Con César Brie ci diamo appuntamento al Teatro Fabbri di Vignola, verso ora di pranzo. Entriamo, e lo troviamo nel buio della sala a dare indicazioni ai suoi attori in prova. Lo spettacolo ha debuttato da tre giorni ma, come sempre accade nel teatro dell'attore e regista argentino, il lavoro sulla scena non finisce mai, la messa a punto dello spettacolo non si chiude col debutto. Karamazov, fra l'altro, porta a compimento il percorso di formazione "il cantiere delle arti", attraverso il quale Brie ha scelto i suoi attori. Partiamo dunque dall'inizio.
 
Ci racconta la genesi di Karamazov?
 
Mi era stato chiesto di portare a termine il percorso di formazione "Il cantiere delle arti" presentando uno spettacolo, iniziai allora a cercare del materiale da poter mettere in scena. Mi trovavo in un momento di forte demotivazione personale a causa della fine della mia esperienza in Bolivia con il Teatro de los Andes. Ero indeciso tra un testo classico, come Shakespeare, o uno contemporaneo, per esempio Rafael Spregerbuld che ho incontrato più volte in Argentina. In quel momento stavo valutando la possibilità anche di mettere in scena il Don Chisciotte
Poi mi sono ricordato di Dostoevskij, che avevo letto a 25 anni. Ripresi I Fratelli Karamazov e, mentre lo rileggevo, capii che sarebbe stato il punto di partenza del mio lavoro. Mi ha toccato nel vivo, perché parlava delle emozioni su cui stavo riflettendo in quel periodo. È un romanzo che contiene un discorso teologico molto duro da comprendere per un lettore contemporaneo, ma che resta un capolavoro della letteratura mondiale. Orientai dunque tutte le attività che svolgevo con i ragazzi, dall'indagine vocale agli esercizi di creazioni di immagini, in vista di una trasposizione dei Karamazov. A metà del seminario elaborai una prima riduzione dell'opera. Dopo essermi preso un mese di pausa, in cui ho ultimato 120 kili di jazz, un mio nuovo monologo, il 20 agosto completai la prima stesura. Avevo ridotto il libro di Dostoevskij a 20.000 parole, che sono state ulteriormente diminuite a 13.000 nella versione attuale (in generale sussiste un rapporto di 20 a 1 con il romanzo). Ciò significa che ho dovuto operare dei cambiamenti significativi, per esempio eliminando tutti i personaggi secondari. In questa operazione, però, era necessario tener conto anche delle esigenze narrative: avrei potuto togliere le figure dei servi, ma mi sarebbero tornate utili per raccontare le vicende in terza persona; anche la madre di Lisa aveva un ruolo marginale, ma avevo bisogno di un personaggio comico; senza la madre, inoltre, non sarebbe stato possibile rappresentare Lisa che parla solamente quando viene afferrata per i capelli e cade a terra ogni volta che vede Aleksej, a simboleggiare gli effetti dell'innamoramento.  
 
In che termini il lavoro di riduzione è stato influenzato dal seminario che stava svolgendo in parallelo?
 
Diciamo che i due piani si sono alimentati a vicenda. Già dall'inizio avevo in testa quali personaggi assegnare agli attori, quindi ci siamo esercitati in un primo momento creando azioni e metafore liberamente, poi in un secondo momento abbiamo affrontato il testo in maniera diretta. 

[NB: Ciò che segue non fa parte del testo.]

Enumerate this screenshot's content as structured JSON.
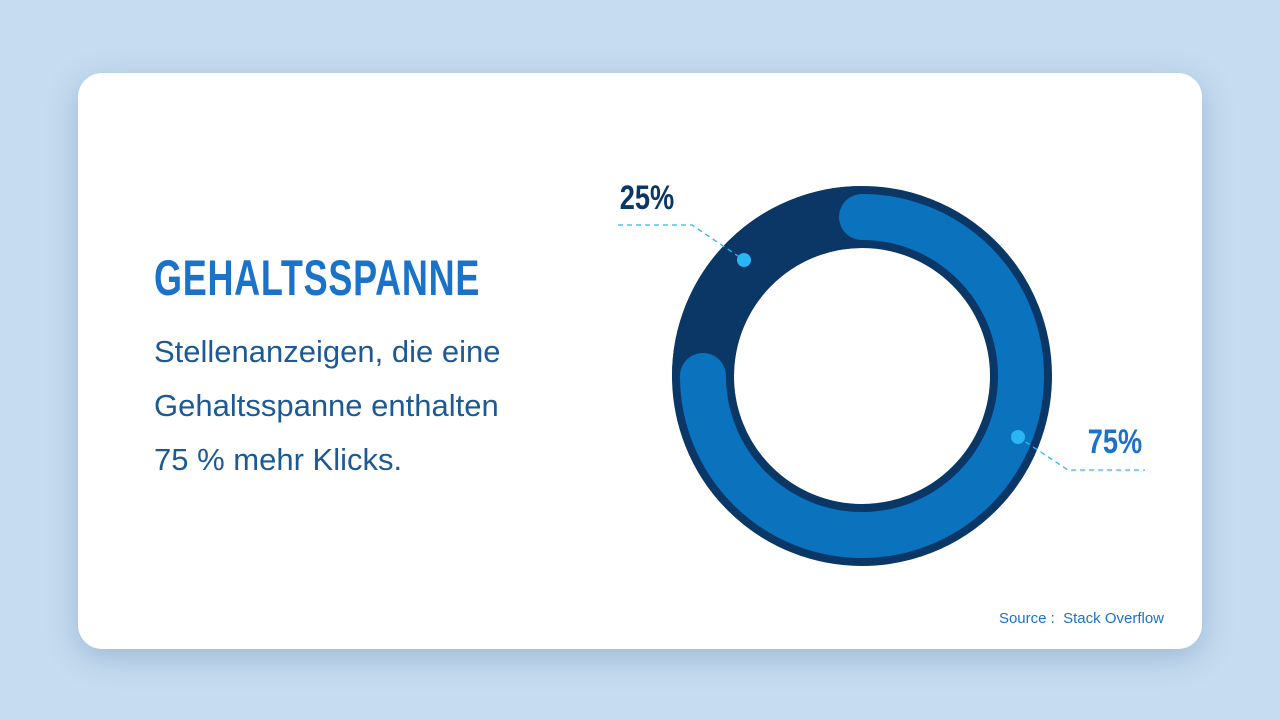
{
  "chart_data": {
    "type": "donut",
    "title": "GEHALTSSPANNE",
    "subtitle": "Stellenanzeigen, die eine Gehaltsspanne enthalten 75 % mehr Klicks.",
    "source": "Source :  Stack Overflow",
    "values": [
      25,
      75
    ],
    "value_labels": [
      "25%",
      "75%"
    ],
    "colors": [
      "#0b3766",
      "#0b72be"
    ]
  }
}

Per prima cosa ho costruito l'impianto narrativo, utilizzando un processo che amo molto: far presentare un personaggio in terza persona da un altro, ma che al contempo interagisce con lui. Creo in pratica una sovrapposizione di livelli che sembra naturale ma non lo è. Nel racconto cerco di inserire già il rapporto che intercorre fra due figure, le azioni degli attori diventano quindi complementari alle loro parole. Il pubblico non si accorge facilmente di questo meccanismo, e, a dire il vero, neanche i critici; ma sono molto contento, perché significa che ho trovato un metodo che scorre pur essendo complesso.   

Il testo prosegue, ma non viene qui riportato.